British Petroleum was interested in buying gas from the Russia's Gazprom, which became the most profitable energy company in the world by posting a record profit for a second time in a row in 2011.
According to Gazprom's Chief Executive Officer Aleksey Miller, BP had "shown interest" in extending the company's Nord Stream pipeline to the UK.
"There have been signals the UK would be interested, both on the government and corporate level, in one of the new lines of Nord Stream being extended to the UK," Bloomberg Business Week quoted Miller as saying.
Nord Stream currently runs from the Russian coast near St Petersburg to northern Germany and became operational in 2011.
However, BP's plans to participate in the Gazprom project had already run into rough weather because of the stand-off between its Russian partners AAR which include the TNK-BP Russian joint venture.

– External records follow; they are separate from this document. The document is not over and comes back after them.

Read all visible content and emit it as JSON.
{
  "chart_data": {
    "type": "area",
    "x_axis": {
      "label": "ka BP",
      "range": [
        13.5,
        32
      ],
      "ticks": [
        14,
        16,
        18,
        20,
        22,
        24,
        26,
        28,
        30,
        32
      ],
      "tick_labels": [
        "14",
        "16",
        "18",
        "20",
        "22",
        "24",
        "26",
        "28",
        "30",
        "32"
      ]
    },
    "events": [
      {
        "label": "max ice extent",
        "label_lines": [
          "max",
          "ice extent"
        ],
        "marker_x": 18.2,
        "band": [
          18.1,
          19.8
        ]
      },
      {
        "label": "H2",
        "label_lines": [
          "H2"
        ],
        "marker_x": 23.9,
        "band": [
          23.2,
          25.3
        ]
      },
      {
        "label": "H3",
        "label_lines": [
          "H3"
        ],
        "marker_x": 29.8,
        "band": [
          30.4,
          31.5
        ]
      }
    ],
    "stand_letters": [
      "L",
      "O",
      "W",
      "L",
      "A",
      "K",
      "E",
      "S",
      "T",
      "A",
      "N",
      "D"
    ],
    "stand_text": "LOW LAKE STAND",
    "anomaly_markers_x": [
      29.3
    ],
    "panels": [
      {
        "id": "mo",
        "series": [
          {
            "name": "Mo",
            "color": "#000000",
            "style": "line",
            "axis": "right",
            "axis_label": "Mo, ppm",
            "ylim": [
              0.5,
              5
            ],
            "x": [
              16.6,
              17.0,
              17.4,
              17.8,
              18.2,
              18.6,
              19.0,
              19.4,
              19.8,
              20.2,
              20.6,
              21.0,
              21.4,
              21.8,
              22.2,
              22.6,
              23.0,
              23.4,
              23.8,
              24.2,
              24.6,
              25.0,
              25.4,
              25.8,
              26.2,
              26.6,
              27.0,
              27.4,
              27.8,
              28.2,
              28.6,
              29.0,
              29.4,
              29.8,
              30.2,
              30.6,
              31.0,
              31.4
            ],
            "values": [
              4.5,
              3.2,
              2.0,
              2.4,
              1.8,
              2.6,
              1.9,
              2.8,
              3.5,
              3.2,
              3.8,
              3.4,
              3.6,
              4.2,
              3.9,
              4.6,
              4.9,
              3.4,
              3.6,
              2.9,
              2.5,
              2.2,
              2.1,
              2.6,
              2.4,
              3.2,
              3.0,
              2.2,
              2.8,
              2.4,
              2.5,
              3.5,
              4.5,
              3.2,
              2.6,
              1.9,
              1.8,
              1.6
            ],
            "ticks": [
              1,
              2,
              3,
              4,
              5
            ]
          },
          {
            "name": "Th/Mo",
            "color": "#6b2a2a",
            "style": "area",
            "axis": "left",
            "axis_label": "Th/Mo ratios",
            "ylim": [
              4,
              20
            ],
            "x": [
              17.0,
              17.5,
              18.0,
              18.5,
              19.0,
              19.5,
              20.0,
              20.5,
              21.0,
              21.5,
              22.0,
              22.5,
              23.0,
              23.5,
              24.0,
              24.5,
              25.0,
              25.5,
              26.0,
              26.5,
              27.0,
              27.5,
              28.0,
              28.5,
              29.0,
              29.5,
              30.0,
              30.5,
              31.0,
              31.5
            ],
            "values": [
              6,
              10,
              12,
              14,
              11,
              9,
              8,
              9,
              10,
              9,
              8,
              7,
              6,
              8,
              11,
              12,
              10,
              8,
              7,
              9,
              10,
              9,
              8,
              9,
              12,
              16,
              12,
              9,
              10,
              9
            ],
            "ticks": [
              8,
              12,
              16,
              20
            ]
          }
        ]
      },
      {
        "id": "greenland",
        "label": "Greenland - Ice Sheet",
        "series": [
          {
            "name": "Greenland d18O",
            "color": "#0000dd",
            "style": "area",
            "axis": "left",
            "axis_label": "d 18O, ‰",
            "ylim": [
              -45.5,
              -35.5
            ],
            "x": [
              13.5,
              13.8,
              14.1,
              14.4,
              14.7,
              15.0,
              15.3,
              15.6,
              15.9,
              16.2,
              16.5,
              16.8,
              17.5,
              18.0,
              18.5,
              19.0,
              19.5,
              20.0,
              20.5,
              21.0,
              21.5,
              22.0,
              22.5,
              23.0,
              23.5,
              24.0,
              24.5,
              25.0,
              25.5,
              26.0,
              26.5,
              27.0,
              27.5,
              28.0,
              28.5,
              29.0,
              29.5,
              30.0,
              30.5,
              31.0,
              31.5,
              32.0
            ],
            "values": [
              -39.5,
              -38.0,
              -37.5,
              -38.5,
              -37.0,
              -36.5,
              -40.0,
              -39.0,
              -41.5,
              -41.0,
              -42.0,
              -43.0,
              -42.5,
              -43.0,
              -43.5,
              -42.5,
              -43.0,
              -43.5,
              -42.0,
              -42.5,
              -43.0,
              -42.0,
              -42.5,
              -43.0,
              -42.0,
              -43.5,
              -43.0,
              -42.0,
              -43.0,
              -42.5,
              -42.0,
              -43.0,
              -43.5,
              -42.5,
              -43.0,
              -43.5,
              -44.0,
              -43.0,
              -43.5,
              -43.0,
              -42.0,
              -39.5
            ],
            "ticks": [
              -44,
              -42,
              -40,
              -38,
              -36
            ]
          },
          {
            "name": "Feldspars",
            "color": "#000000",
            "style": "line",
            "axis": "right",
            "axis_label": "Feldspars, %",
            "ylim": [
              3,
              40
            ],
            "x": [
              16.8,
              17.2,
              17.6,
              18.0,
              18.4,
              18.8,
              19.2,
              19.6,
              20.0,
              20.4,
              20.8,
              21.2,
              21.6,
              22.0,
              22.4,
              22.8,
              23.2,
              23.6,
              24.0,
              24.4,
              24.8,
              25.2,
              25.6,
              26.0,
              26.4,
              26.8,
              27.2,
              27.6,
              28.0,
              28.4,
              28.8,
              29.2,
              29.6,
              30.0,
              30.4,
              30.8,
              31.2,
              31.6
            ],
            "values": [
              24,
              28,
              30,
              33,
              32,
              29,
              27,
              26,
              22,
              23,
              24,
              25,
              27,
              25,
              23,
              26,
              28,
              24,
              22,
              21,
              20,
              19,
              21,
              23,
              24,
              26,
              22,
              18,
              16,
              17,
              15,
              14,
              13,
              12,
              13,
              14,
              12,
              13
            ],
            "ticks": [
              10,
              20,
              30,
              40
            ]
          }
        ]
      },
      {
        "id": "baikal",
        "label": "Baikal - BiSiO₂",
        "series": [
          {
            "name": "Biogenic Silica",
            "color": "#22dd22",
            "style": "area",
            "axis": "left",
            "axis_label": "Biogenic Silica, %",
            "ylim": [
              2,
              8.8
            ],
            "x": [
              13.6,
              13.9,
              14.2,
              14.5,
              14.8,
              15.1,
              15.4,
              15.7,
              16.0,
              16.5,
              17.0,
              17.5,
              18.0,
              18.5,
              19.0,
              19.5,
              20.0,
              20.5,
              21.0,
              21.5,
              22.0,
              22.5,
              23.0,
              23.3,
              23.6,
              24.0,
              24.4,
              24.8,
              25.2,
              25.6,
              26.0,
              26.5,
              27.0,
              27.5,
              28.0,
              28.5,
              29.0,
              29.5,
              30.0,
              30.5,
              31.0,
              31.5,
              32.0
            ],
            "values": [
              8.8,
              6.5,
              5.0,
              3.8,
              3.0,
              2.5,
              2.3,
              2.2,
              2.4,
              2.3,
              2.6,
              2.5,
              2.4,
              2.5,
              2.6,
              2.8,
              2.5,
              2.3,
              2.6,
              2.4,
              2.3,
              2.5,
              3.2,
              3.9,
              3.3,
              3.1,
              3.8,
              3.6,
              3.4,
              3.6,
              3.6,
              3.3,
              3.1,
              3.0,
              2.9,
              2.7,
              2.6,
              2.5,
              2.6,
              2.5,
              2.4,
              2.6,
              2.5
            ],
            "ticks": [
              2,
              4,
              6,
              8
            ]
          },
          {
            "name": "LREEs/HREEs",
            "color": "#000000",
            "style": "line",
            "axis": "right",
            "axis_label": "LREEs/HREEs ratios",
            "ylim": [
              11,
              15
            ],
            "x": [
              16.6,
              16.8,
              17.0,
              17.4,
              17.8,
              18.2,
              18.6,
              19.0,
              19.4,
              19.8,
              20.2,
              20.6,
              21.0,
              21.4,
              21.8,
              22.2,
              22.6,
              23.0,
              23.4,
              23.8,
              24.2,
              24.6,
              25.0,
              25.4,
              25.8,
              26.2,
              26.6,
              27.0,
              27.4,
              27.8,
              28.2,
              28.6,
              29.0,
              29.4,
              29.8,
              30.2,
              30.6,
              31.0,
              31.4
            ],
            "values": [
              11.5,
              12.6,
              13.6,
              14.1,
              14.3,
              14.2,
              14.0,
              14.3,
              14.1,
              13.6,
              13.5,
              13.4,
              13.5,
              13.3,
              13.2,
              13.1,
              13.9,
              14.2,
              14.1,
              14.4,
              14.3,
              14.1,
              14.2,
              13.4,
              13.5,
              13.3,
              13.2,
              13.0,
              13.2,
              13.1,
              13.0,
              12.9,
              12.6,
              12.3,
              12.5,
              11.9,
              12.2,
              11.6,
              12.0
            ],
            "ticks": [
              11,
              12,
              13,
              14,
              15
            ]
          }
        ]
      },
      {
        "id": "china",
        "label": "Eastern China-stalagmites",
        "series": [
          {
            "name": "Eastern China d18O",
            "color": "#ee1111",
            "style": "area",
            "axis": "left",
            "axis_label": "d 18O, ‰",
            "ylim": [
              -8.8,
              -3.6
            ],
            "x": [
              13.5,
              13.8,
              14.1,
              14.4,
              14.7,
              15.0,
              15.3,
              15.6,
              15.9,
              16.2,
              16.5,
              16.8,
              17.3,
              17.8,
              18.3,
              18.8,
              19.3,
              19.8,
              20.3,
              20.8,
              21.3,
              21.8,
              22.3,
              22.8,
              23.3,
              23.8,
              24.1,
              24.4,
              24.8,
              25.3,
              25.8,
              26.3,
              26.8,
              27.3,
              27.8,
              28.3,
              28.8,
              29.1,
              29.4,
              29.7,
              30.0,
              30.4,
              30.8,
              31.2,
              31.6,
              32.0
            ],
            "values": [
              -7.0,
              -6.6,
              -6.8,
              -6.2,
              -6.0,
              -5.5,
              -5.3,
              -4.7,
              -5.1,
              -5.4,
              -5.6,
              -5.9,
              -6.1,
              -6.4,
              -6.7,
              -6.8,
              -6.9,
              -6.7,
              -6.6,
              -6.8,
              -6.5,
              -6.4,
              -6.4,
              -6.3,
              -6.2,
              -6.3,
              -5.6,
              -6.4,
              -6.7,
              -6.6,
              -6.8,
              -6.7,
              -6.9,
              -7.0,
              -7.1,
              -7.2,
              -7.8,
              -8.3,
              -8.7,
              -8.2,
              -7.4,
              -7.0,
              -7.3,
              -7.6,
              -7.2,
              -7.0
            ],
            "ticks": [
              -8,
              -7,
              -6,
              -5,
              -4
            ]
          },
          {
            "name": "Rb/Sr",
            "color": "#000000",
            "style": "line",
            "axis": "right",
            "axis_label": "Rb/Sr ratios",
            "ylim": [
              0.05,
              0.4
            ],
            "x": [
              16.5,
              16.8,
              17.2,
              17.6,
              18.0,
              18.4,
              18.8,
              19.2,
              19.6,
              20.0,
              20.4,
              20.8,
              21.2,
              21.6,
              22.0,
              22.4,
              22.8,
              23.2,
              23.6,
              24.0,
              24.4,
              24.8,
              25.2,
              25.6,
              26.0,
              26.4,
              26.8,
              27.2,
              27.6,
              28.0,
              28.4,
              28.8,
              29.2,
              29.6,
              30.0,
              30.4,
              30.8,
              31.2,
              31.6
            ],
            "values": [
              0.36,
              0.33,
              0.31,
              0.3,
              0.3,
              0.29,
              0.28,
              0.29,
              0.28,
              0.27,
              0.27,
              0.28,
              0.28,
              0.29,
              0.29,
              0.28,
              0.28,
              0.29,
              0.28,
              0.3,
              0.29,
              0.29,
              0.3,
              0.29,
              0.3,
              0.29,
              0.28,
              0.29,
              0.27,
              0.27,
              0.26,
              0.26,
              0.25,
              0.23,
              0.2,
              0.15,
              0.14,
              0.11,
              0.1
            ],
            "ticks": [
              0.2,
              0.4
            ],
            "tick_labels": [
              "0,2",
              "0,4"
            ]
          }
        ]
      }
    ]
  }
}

According to a Financial Times report, AAR already refused BP waiver to the agreement governing the joint venture that stipulates all business opportunities in Russia and Ukraine must be pursued via TNK-BP first.
According to the investor agreement, BP is free to participate in any project "outside of Russia and Ukraine [without TNK-BP]".
"We will honour our agreements, including those of confidentiality. We look at opportunities all over the world and consider them on their merits," the Financial Times quoted BP as saying.
Meanwhile, Russia's energy major Gazprom posted a record profit of over one trillion rouble (£25.5bn, $40bn) in 2011 making it the most profitable energy company in the world.
"We are the world leader in net profit for the second year in a row. Not just among oil and gas companies but among all companies in the world," said Gazprom's Chief Executive Officer Aleksey Miller during the company's annual general meeting on Friday.
"Gazprom has showed record financial results for 2011. The parent company's sales revenue reached 3.5 trillion roubles ($106.4 billion), that's 23% more than in 2010," he added.
The company's net profit was 968.557 billion roubles ($34.95 billion) in 2010.
Gazprom also decided to set the dividend payout at 8.97 roubles (27 cents) per share for 2011 and to pay the company's senior officers their annual bonuses despite the global economic crisis.
Gazprom's expansion plans included launch of new plant in Russia and collaboration with foreign energy companies as well as increased daily supply to other markets.
The energy giant is planning to start another LPG (liquefied petroleum gas) plant in Vladivostok, Russia's far east, in 2016-2017.
The company increased the daily gas supply to Turkey by 16 million cubic metres which amounts to 6 billion cubic metres of gas a year.